The Challenge of the Youth Bulge in Africa and the Middle East

Empowerment and Radicalisation

Surely one of the greatest challenges emanating from the African continent today is how to ensure that the burgeoning youth population, or “Youth Bulge”, can be directed towards becoming positive demographic dividends. The alternative, that such an explosion in the youth population caused by countries achieving reduced infant mortality while maintaining high birth rates, might worsen the socio-economic environment and even lead to radicalisation and violence, which is a scenario most would agree is to be avoided with the utmost of effort. For this reason, the NSD-S Hub embarked on a tri-paper project tackling three fundamental aspects of the Youth Bulge.

The NSD-S Hub and The Conflict Prevention and Early Warning Division of the African Union developed this paper to address the fact that, although the “Youth Bulge” is not a new phenomenon, over the past decade the youth population has demonstrated the power to reshape the political and security landscapes in Africa and the Middle East. The population growth, in combination with globalisation, and digitalisation in particular, has the potential for negative impact on the security environment in these regions and beyond. This is of growing importance since it has been assessed that by the end of the century the number of young people in Africa will be double the size of the entire European population.

The youth bulge is a multidimensional issue affecting every sphere of modern society. Failed aspirations of the well-educated young generation for successful transition have been exacerbated by increased unemployment and lack of favourable conditions for entrepreneurship. Moreover, the political exclusion of youths from decision-making processes increases their propensity towards radical views and violence. This creates space for Violent Extremist Organizations to exploit young people by providing them with a feeling of empowerment.

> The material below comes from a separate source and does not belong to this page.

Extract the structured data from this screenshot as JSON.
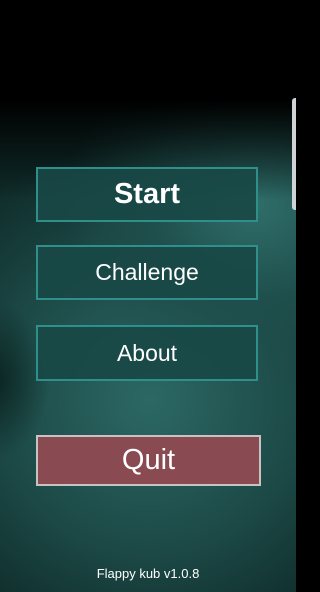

Nonetheless, with the right investments the potential of this young population could be harnessed to include it as an integral part of a sustainable future in Africa and the Middle East. Possible ways to reverse the negative trend could be to adapt educational systems and the development of professional skills to the changing, contemporary job market. Additionally, in terms of the political dimensions, efforts should be made to ensure a successful transition where young people are more included in the process of defining policies which shape their future.